Bastrop is an easy day trip from Austin, San Antonio and most of Central Texas, but it’s really worthy of a weekend visit. I love the relaxed feel of the town. It’s easy to park, easy to get a table at a restaurant, easy to get around. and easy to be charmed. Bastrop people are super friendly, and you can count on that when you shop and dine. Bastrop offers history, beauty, nature, art, music, and activities.
Things I Love about Bastrop
Bastrop occupied by Spanish soldiers as early as 1804, and established as a city 6 years before Austin. Bastrop is home to 131 registered historical buildings. The walkable Main Street area and the adjacent historical neighborhood offer beautiful examples of 19th century architecture with a Texas vernacular. The Bastrop Historical Society Museum and Visitor Center tells the story of Bastrop with very nice exhibit. Read this article by the Austin-American Statesman for more about the history of Bastrop.
The Colorado River:
The river is wide and beautiful. Right downtown at the Bastrop River Company you can rent a canoe or kayak and take off exploring. Have dinner on the river at Neighbors Kitchen and Yard where you will most likely find an excellent local band, really good pizza and salads, and amazing pepperoni rolls.
Speaking of restaurants and music:
Restaurants and music are a popular combo in Bastrop. Grace Miller’s, Maxine’s, Viejo’s, and Baxter’s all offer free live music from local musicians with your dinner. Try the fried okra at Gracie’s, the chicken fried steak at Maxine’s, the avocado or pear margarita at Viejo’s, and enjoy the local art hanging at Baxter’s.
Bastrop supports its artists! The Lost Pines Fine Arts Guild Gallery is offers a wide range of work by talented local artists. Across the street is Art Connections Gallery featuring area favorites Enid Wood and Bruce Bingham as well as many other artists from near and far. Donna’s By Design is one of the newer gallery/gift shops. Stop by her bead bar to create your own work of art to wear home.

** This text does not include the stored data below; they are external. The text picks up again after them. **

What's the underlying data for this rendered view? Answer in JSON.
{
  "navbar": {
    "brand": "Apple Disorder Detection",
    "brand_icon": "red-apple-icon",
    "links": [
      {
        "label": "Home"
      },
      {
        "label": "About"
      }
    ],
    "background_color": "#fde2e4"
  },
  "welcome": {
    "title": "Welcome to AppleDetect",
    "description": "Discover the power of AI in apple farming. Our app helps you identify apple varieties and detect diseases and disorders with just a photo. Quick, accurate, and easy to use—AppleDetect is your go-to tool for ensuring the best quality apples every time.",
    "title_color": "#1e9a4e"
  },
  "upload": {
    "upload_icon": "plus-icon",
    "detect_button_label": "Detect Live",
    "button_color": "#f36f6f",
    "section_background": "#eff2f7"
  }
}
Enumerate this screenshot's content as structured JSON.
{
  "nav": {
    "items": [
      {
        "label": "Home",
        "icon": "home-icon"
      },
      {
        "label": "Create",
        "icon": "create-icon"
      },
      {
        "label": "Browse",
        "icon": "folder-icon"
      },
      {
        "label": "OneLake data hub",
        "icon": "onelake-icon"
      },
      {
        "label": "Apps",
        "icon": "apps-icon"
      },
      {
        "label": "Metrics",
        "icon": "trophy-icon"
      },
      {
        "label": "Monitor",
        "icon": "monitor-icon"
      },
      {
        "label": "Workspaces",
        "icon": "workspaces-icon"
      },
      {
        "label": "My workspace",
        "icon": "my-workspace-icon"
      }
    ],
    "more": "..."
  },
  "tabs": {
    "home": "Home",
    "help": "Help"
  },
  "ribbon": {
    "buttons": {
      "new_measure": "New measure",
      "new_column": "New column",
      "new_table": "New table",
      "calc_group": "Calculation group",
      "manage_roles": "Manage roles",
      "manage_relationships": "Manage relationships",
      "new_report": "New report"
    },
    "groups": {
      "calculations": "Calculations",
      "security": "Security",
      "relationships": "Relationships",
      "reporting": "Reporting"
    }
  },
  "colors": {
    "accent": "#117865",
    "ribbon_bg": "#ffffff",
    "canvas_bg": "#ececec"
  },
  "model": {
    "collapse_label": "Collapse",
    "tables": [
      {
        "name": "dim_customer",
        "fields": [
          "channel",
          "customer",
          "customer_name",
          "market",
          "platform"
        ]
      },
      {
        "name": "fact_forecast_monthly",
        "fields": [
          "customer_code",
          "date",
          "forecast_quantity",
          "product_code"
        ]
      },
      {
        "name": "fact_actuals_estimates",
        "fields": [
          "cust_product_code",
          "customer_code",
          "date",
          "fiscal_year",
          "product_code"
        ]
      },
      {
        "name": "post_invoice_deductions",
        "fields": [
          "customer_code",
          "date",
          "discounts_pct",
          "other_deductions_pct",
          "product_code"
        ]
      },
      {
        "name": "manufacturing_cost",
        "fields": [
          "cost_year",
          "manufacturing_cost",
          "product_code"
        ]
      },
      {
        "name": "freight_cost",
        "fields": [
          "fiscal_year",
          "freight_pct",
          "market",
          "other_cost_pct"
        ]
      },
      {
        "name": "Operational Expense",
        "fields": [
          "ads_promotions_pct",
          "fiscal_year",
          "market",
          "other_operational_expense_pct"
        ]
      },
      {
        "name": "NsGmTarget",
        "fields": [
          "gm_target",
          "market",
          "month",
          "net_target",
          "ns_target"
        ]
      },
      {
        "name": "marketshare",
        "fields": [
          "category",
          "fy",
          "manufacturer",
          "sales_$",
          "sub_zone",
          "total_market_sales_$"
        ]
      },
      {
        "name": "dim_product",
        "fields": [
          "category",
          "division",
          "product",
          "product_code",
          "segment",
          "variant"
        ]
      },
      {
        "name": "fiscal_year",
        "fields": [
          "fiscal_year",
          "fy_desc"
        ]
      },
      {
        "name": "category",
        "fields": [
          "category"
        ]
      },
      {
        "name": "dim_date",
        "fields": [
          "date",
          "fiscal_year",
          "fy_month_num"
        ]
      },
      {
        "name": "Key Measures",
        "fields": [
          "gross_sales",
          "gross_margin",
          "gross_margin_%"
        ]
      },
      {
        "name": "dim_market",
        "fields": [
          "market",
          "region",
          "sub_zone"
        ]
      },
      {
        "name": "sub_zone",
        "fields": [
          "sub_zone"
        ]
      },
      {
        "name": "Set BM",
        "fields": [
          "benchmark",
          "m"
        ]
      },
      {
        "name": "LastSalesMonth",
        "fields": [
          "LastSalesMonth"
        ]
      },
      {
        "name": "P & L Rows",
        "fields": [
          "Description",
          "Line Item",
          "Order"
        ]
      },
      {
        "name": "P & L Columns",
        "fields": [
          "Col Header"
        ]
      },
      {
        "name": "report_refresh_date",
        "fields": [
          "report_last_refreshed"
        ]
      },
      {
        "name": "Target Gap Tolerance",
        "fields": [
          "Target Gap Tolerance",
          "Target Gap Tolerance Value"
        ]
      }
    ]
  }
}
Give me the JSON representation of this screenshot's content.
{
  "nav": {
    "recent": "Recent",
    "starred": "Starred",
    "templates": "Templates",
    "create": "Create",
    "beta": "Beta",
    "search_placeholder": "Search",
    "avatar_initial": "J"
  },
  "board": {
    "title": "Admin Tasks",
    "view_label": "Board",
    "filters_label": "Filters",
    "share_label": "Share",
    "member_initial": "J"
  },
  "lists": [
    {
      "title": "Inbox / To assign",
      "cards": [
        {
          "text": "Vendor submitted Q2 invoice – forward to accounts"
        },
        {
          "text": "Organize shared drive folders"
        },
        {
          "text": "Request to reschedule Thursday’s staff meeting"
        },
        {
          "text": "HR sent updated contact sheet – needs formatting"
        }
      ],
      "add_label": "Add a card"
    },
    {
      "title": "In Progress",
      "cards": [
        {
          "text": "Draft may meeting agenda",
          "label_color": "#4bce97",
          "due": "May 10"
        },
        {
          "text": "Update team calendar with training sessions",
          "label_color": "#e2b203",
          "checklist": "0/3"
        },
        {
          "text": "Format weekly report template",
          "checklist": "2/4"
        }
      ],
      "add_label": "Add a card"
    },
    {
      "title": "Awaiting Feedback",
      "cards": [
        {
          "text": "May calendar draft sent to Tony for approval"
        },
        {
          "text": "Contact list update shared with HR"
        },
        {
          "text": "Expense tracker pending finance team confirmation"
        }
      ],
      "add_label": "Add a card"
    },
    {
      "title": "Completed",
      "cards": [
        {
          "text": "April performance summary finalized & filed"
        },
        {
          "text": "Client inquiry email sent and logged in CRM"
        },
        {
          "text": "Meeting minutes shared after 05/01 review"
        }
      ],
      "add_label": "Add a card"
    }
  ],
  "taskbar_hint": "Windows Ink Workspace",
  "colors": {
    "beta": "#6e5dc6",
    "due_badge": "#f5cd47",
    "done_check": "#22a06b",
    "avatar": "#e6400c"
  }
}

As you stroll around town, you’ll notice that Bastrop is rich in public art. The Transformer Project features murals by local artists painted on electrical transformer boxes with fun subjects likes boots and butterflies. You can see my mural of the Lost Pines behind Grace Miller’s. And here’s a link to the Sculpture Map which takes you on a tour of all the outdoor sculptures in Bastrop.
First Friday Art Walk:
On the first Friday of every month, most of the shops and all the galleries stay open until 8:30. You’ll find free snacks and wine, music, and lots of art. It’s a casual and friendly event. After checking out the art, it’s still easy to get a table for some Texas cuisine and live music.
Fourth of July:
Imagine a fireworks display and symphony that you can easily park and walk to! No shuttles, no camping out for hours just to get close. It reminds me of the good old days in Austin. We’ll be there! Text me and we’ll meet up!
Parks and Lakes:
Bastrop State Park, Buescher State Park, Fisherman’s Park, North Shore Park, South Shore Park…Something outdoors for everyone . Here’s a link to a list of all the parks and all the information about hours and attractions. Bastrop State Park schedules nature hikes and family activities most weekends. Here’s the calendar of events.
Bastrop is a rich habitat for birds and a popular spot for birders. I am just a beginner at bird identification, and I spotted 83 species of birds just at Little Piney! The website Ebird lists 342 species for Bastrop County, and expert birder and author, Brush Freeman, has recorded observation of 353 species.
I’ve listed my favorite attractions, but it’s these moments, often repeated, that capture the essence of what I love about Bastrop:
- Seeing three or four generations of a family dining at a large table at Maxine’s.
- Watching the sunset on the Colorado from the deck at Neighbors.
- Listening to seasoned musicians perform oldies at Gracie’s mostly because they love to play.
- Deciding where to have dinner at the last minute and not having to wait for a table.
- Asking for help or advice and being responded to generously..
- Exchanging warm smiles and small talk with warm and friendly people.
- Observing the cohesive, supportive community response to floods and fires.